Yargıtay Kararı 3. Hukuk Dairesi 2010/11035 E. 2010/14041 K. 13.09.2010 T.

YARGITAY KARARI
DAİRE : 3. Hukuk Dairesi
ESAS NO : 2010/11035
KARAR NO : 2010/14041
KARAR TARİHİ : 13.09.2010

MAHKEMESİ :ASLİYE HUKUK MAHKEMESİ

Taraflar arasında görülen nafaka davasının yapılan muhakemesi sonunda mahalli mahkemece verilen hüküm davalı tarafından temyiz edilmiştir.

Y A R G I T A Y K A R A R I

Temyiz isteminin süresi içinde olduğu anlaşıldıktan sonra dosyadaki bütün kağıtlar okunup gereği düşünüldü.
Davacı vekili dilekçesinde; çıkan tartışma neticesinde davalı eşi ile ayrı yaşamaya başlayan davacının kardeşinin yanına sığındığını ileri sürerek, davacı için aylık 250 TL tedbir nafakasına hükmedilmesini talep ve dava etmiştir.
Davalı cevap dilekçesinde; birkaç ay birlikte yaşadığı davacının müşterek evi haklı bir neden olmaksızın terk ettiğini, açılan dava nedeniyle davacının nerede ikamet etmekte olduğunu öğrenebildiğini, ilerlemiş yaşı nedeniyle bakıma muhtaç olduğunu savunarak davanın reddine karar verilmesini talep etmiştir.
Mahkemece, davalı kocanın kusurlu davranışları nedeniyle davacı eşin ayrı yaşamakta haklı olduğu gerekçesi ile istemin kısmen kabulüne karar verilmiştir.
4721 sayılı TMK. nun 195. maddesi uyarınca, evlilik birliğinden … yükümlülüklerin yerine getirilmemesi veya evlilik birliğine ilişkin önemli bir konuda uyuşmazlığa düşülmesi halinde eşler ayrı ayrı veya birlikte hâkimin müdahalesini isteyebilir.
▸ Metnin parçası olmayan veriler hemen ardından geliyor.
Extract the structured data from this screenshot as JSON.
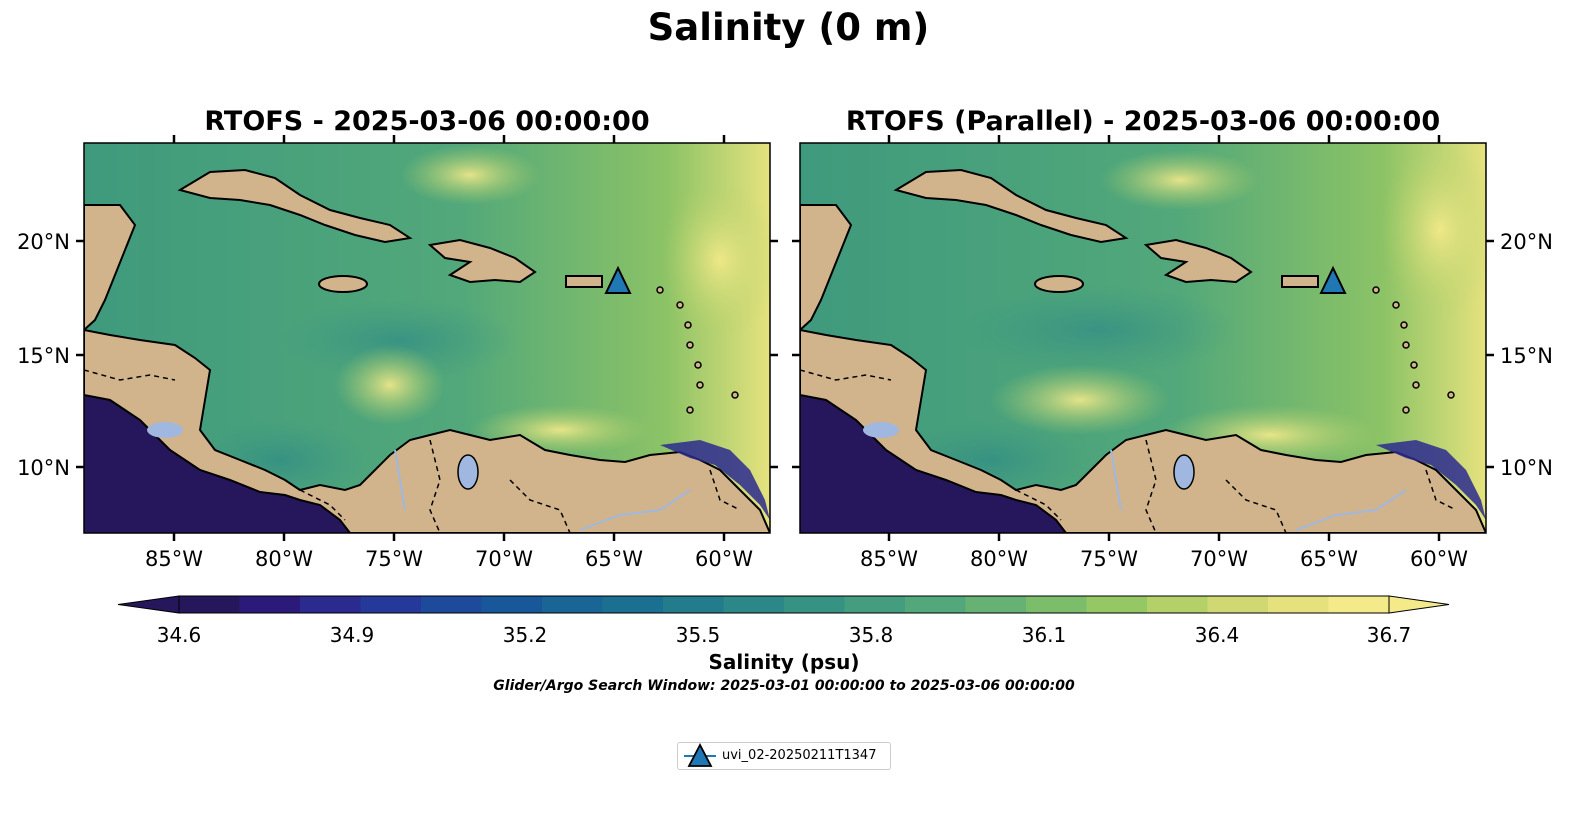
{
  "figure": {
    "suptitle": "Salinity (0 m)",
    "panels": [
      {
        "title": "RTOFS - 2025-03-06 00:00:00"
      },
      {
        "title": "RTOFS (Parallel) - 2025-03-06 00:00:00"
      }
    ],
    "lon_ticks": [
      "85°W",
      "80°W",
      "75°W",
      "70°W",
      "65°W",
      "60°W"
    ],
    "lat_ticks": [
      "20°N",
      "15°N",
      "10°N"
    ],
    "colorbar": {
      "ticks": [
        "34.6",
        "34.9",
        "35.2",
        "35.5",
        "35.8",
        "36.1",
        "36.4",
        "36.7"
      ],
      "label": "Salinity (psu)",
      "colors": [
        "#26175c",
        "#2c1a7a",
        "#2b2a8f",
        "#25399a",
        "#1d4a9a",
        "#18589a",
        "#186596",
        "#1b7091",
        "#227c8c",
        "#2b8788",
        "#369283",
        "#439d7e",
        "#52a87a",
        "#65b274",
        "#7cbd6c",
        "#96c765",
        "#b4d068",
        "#cfd873",
        "#e5e27e",
        "#f5ea8a"
      ],
      "extend": "both"
    },
    "search_window": "Glider/Argo Search Window: 2025-03-01 00:00:00 to 2025-03-06 00:00:00",
    "legend": {
      "entries": [
        {
          "label": "uvi_02-20250211T1347",
          "marker": "triangle",
          "color": "#1f77b4"
        }
      ]
    },
    "map_colors": {
      "land": "#d2b48c",
      "ocean_base": "#4fa678",
      "lakes": "#a0b8e0",
      "deep_pacific": "#26175c"
    },
    "marker": {
      "lon": -65.0,
      "lat": 18.3
    }
  }
}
Hâkim, gerektiği takdirde eşlerden birinin istemi üzerine kanunda öngörülen önlemleri alır.
Aynı yasanın 197. maddesine göre de; eşlerden biri, ortak hayat sebebiyle kişiliği, ekonomik güvenliği veya ailenin huzuru ciddi biçimde tehlikeye düştüğü sürece ayrı yaşama hakkına sahiptir.
Birlikte yaşamaya ara verilmesi haklı bir sebebe dayanıyorsa hâkim, eşlerden birinin istemi üzerine birinin diğerine yapacağı parasal katkıya, konut ve ev eşyasından yararlanmaya ve eşlerin mallarının yönetime ilişkin önlemleri alır.
Buna göre davacının ayrı yaşamada, haklı olup olmadığının araştırılması ve “ayrı yaşamada haklılık” olgusunun kanıtlanması gerekir.
Somut olayda; davacı tanıkları, davacının davalı ile geçinemediğini bildirdiğini, davalıyı ise tanımadıklarını ifade etmişlerdir. Bu anlatımlardan davacı eşin ayrı yaşamakta haklı olduğunu kabul etmek mümkün değildir. Davacı eşin, davalının ikamet etmekte olduğu müşterek eve dönmemekte haklı olduğunu kanıtlaması gerekir. Bu yönde kabul edilebilir herhangi bir delil bulunmamaktadır. Bu nedenle davanın reddi gerekirken kısmen kabulü yönünde karar verilmiş olması doğru görülmemiştir.
Bu itibarla yukarıda açıklanan esaslar gözönünde tutulmaksızın yazılı şekilde hüküm tesisi isabetsiz, temyiz itirazları bu nedenlerle yerinde olduğundan kabulü ile hükmün HUMK. nun 428. maddesi gereğince BOZULMASINA, peşin alınan temyiz harcının istek halinde temyiz edene iadesine, 13.09.2010 tarihinde oybirliğiyle karar verildi.